III. RAZÕES DE DECIDIR
- A jurisprudência pacífica do STF e do STJ admite o reconhecimento da especialidade do labor quando há exposição habitual e permanente a agentes nocivos à saúde, como ruído superior aos limites legais e agentes químicos como chumbo, cádmio e hidrocarbonetos, independentemente do uso de EPI eficaz e da metodologia técnica utilizada na medição.
- No caso concreto, documentos técnicos (PPP e laudo pericial) demonstram que o autor exerceu atividades sujeitas a agentes físicos (ruído superior a 85 dB) e químicos (hidrocarbonetos, chumbo e radiação não ionizante), caracterizando, assim, o labor especial nos períodos pleiteados.
- A exposição a tais agentes é indissociável da atividade desempenhada, de forma habitual e permanente, o que permite o reconhecimento da natureza especial do trabalho, nos termos do art. 57 da Lei nº 8.213/91 e do art. 65 do Decreto nº 3.048/99.
- A reafirmação da DER é possível judicialmente até a segunda instância, conforme estabelecido no Tema Repetitivo 995 do STJ, sendo admissível o cômputo de períodos laborados após a DER original até o momento em que implementados os requisitos para o benefício mais vantajoso.
- No caso, a reafirmação da DER para 14/09/2017 permite a concessão de aposentadoria especial, pois até essa data o autor atingiu 25 anos de atividade exclusivamente especial.
- O termo inicial dos efeitos financeiros do benefício deve ser fixado na fase de cumprimento de sentença, uma vez que a documentação necessária foi apresentada apenas em juízo, nos termos do que vier a ser decidido pelo STJ no Tema 1124.
- Os juros de mora e a correção monetária devem seguir os critérios estabelecidos pelo Manual de Cálculos da Justiça Federal vigente à época da liquidação, sendo legítima sua alteração de ofício, inclusive para uniformização com a jurisprudência dos tribunais superiores.
- Diante do parcial provimento de ambos os recursos, não são devidos honorários recursais, conforme o disposto no art. 85, § 11, do CPC/2015.
- A tutela antecipada deve ser mantida, com a determinação de que o INSS implante o benefício de aposentadoria especial, com a correção do valor da Renda Mensal Inicial (RMI) e da Renda Mensal Atual (RMA), conforme as evidências presentes nos autos e considerando o caráter alimentar do benefício.
IV. DISPOSITIVO E TESE
- Apelação do INSS parcialmente provida.
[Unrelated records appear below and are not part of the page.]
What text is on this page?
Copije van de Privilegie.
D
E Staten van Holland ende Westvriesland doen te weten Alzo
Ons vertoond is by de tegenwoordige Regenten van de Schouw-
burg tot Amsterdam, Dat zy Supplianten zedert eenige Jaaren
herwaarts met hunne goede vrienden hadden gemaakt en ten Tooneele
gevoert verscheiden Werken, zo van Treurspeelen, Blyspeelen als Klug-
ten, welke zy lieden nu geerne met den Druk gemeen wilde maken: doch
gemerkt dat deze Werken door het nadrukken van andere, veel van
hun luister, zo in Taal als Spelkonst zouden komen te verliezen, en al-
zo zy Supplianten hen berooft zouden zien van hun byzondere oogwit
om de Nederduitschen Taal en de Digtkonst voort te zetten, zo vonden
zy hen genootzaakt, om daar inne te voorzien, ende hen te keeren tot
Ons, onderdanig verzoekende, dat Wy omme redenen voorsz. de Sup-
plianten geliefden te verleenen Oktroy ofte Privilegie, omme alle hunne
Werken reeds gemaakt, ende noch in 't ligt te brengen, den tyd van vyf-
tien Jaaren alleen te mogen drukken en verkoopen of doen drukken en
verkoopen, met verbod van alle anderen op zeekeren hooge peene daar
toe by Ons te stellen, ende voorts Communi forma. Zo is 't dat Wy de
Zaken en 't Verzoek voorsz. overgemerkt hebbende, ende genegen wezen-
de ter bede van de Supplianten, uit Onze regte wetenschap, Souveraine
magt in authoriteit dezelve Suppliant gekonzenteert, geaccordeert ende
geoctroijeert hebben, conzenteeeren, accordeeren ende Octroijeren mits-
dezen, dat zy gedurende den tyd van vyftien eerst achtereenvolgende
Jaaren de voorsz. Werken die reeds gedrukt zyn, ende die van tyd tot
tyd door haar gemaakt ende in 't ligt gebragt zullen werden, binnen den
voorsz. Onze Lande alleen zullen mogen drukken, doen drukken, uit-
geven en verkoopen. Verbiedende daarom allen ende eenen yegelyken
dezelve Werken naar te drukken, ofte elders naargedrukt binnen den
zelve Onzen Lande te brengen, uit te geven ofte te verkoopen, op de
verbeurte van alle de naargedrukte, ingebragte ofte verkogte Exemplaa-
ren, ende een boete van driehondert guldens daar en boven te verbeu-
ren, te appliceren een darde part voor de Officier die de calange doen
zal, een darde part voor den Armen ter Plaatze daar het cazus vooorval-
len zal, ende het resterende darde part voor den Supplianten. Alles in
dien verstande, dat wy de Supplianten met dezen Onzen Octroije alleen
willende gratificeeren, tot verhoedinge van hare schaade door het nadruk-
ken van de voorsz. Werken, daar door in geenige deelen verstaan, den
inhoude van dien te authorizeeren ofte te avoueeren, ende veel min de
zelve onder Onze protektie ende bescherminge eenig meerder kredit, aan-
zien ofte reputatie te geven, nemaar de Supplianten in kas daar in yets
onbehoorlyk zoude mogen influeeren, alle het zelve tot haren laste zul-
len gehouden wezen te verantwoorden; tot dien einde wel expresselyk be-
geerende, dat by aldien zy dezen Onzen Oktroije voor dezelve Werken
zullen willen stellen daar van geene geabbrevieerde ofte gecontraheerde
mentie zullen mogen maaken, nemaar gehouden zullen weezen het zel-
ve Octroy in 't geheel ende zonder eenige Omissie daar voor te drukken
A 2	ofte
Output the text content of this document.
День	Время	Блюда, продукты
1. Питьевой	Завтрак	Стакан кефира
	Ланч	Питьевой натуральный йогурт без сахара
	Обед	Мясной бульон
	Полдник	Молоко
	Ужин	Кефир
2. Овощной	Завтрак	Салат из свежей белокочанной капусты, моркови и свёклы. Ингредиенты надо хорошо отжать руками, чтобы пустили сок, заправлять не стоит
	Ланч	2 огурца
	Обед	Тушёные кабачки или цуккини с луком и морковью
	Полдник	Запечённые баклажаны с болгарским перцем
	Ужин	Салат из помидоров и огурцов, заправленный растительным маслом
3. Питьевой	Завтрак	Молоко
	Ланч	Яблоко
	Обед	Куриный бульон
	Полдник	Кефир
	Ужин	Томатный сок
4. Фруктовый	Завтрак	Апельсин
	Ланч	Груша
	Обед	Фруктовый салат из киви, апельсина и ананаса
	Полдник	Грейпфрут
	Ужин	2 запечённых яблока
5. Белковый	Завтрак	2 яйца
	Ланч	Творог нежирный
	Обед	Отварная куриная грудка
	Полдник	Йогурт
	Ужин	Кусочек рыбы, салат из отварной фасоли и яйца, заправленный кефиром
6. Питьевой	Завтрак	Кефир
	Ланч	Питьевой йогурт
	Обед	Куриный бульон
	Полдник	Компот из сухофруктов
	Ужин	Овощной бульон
Apelação da parte autora parcialmente provida.
Tese de julgamento:
- A exposição habitual e permanente a ruído acima dos limites legais e a agentes químicos como hidrocarbonetos e metais pesados configura atividade especial, ainda que haja fornecimento de EPI.
- É possível a reafirmação da DER até a segunda instância, com base em contribuições posteriores ao requerimento administrativo, para concessão de benefício mais vantajoso.
- Os efeitos financeiros do benefício devem ser fixados na fase de cumprimento de sentença, quando a documentação comprobatória do direito é apresentada apenas em juízo.
- Os critérios de correção monetária e juros de mora devem seguir os parâmetros do Manual de Cálculos da Justiça Federal vigente à época da execução.
Dispositivos relevantes citados: CF/1988, art. 195, §§ 5º e 6º; Lei nº 8.213/91, arts. 57, 58, 103, parágrafo único; Decreto nº 3.048/99, arts. 65 e Anexo IV; CPC/2015, arts. 493, 496, § 3º, I, e 85, § 11.
Jurisprudência relevante citada: STF, ARE 664.335/SC, Rel. Min. Luiz Fux, j. 04.12.2014; STJ, REsp 1.398.260/PR (Tema 694); STJ, REsp 1.727.063/SP (Tema 995); TRF3, ApCiv 5704953-65.2019.4.03.9999, Rel. Des. Fed. Toru Yamamoto, j. 11/03/2020; TRF3, ApelRemNec 5044483-15.2022.4.03.9999, Rel. Des. Fed. Jean Marcos Ferreira, j. 19/08/2025.